FarSSiBERT: A Novel Transformer-based Model for Semantic Similarity Measurement of Persian Social Networks Informal Texts.
FarSSiBERT is a monolingual large language model based on Google’s BERT architecture. This model is pre-trained on a large corpus of informal Persian short texts with various writing styles, including more than 104M tweets from diverse subjects.
Paper presenting FarSSiBERT:
It included a Python library for measuring the semantic similarity of Persian short texts.
- Text cleaning.
- Specific tokenizer for informal Persian short text.
- Word and sentence embeddings based on transformers.
- Semantic Similarity Measurement.
- Pre-train BERT model for all downstream tasks especially informal texts.
- Download and install the FarSSiBERT python package.
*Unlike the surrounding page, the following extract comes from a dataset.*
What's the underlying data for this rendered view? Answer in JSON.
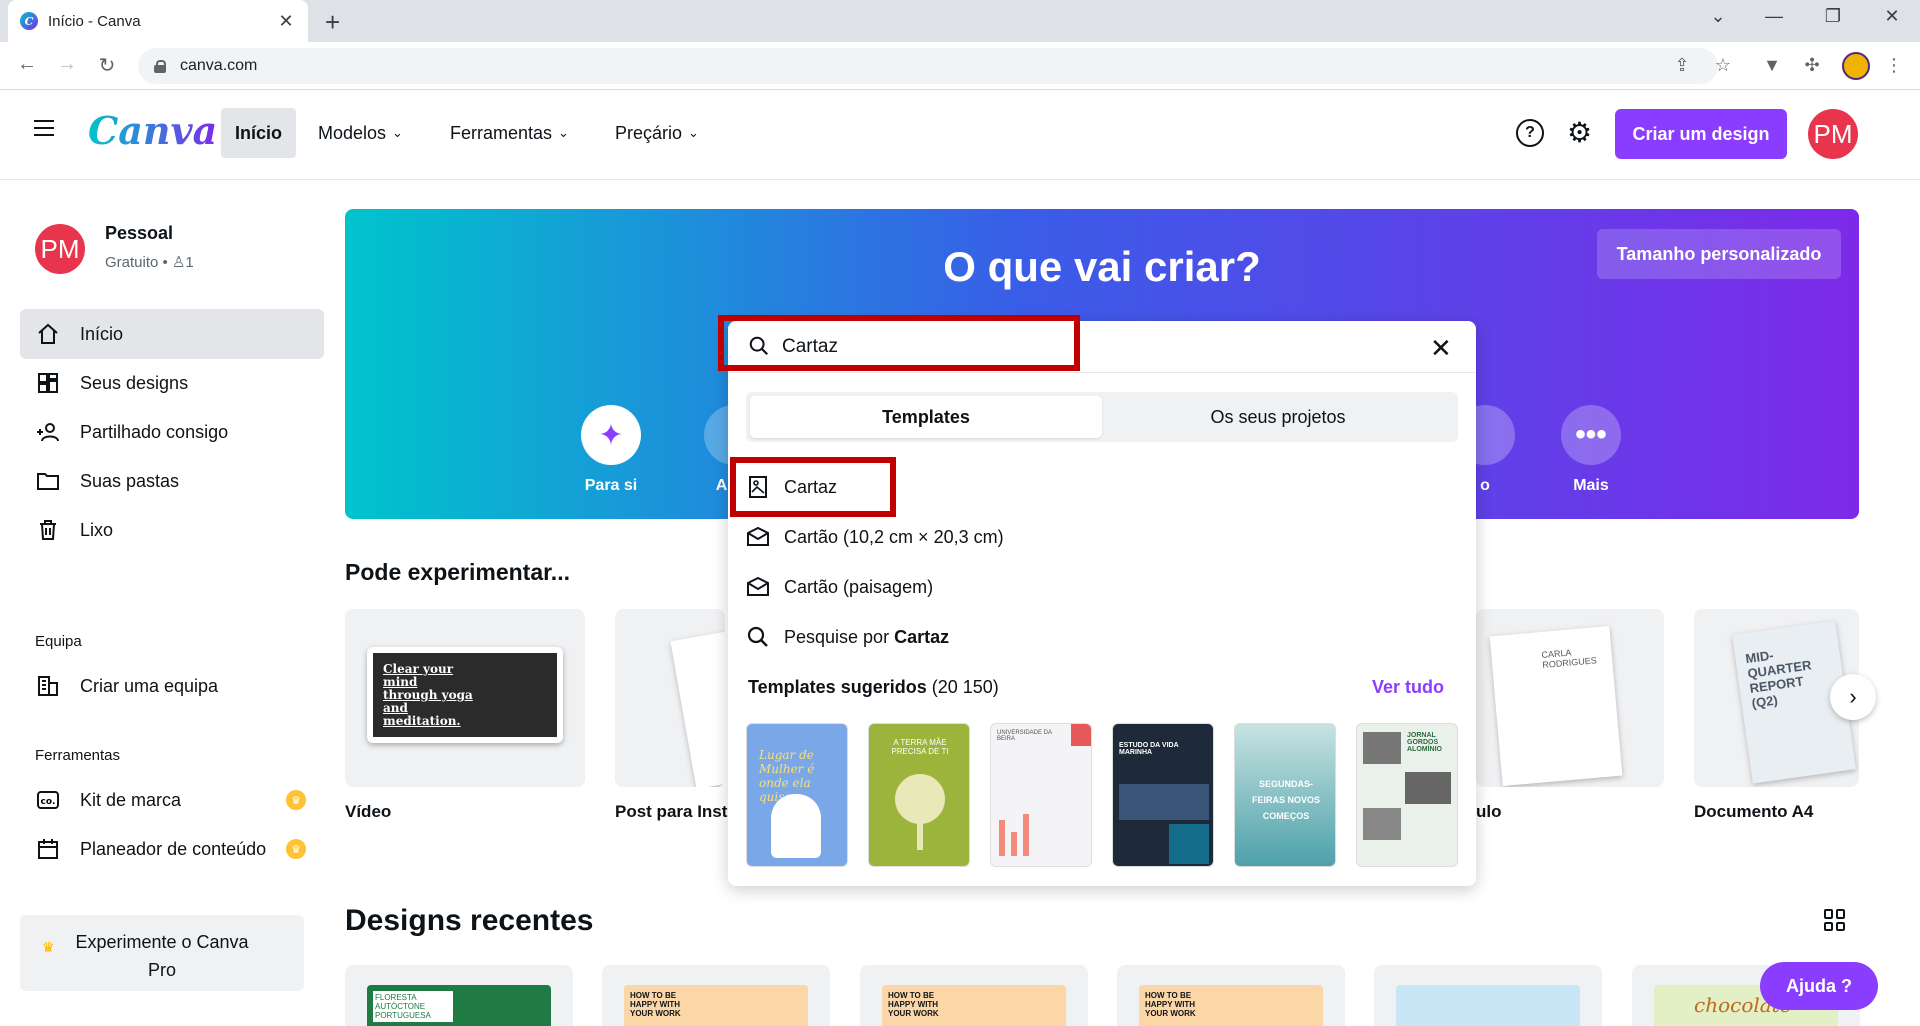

- Import and use as below:
from FarSSiBERT.SSMeasurement import SSMeasurement
text1 = "متن اول"
text2 = "متن دوم"
new_instance = SSMeasurement( text1 , text2 )
label = new_instance.get_similarity_label()
similarity = new_instance.get_cosine_similarity()
- pyhton=>3.7
- transformers==4.30.02
- torch==1.13.0
- scikit-learn==0.21.3
- numpy~=1.21.6
- sklearn~=0.0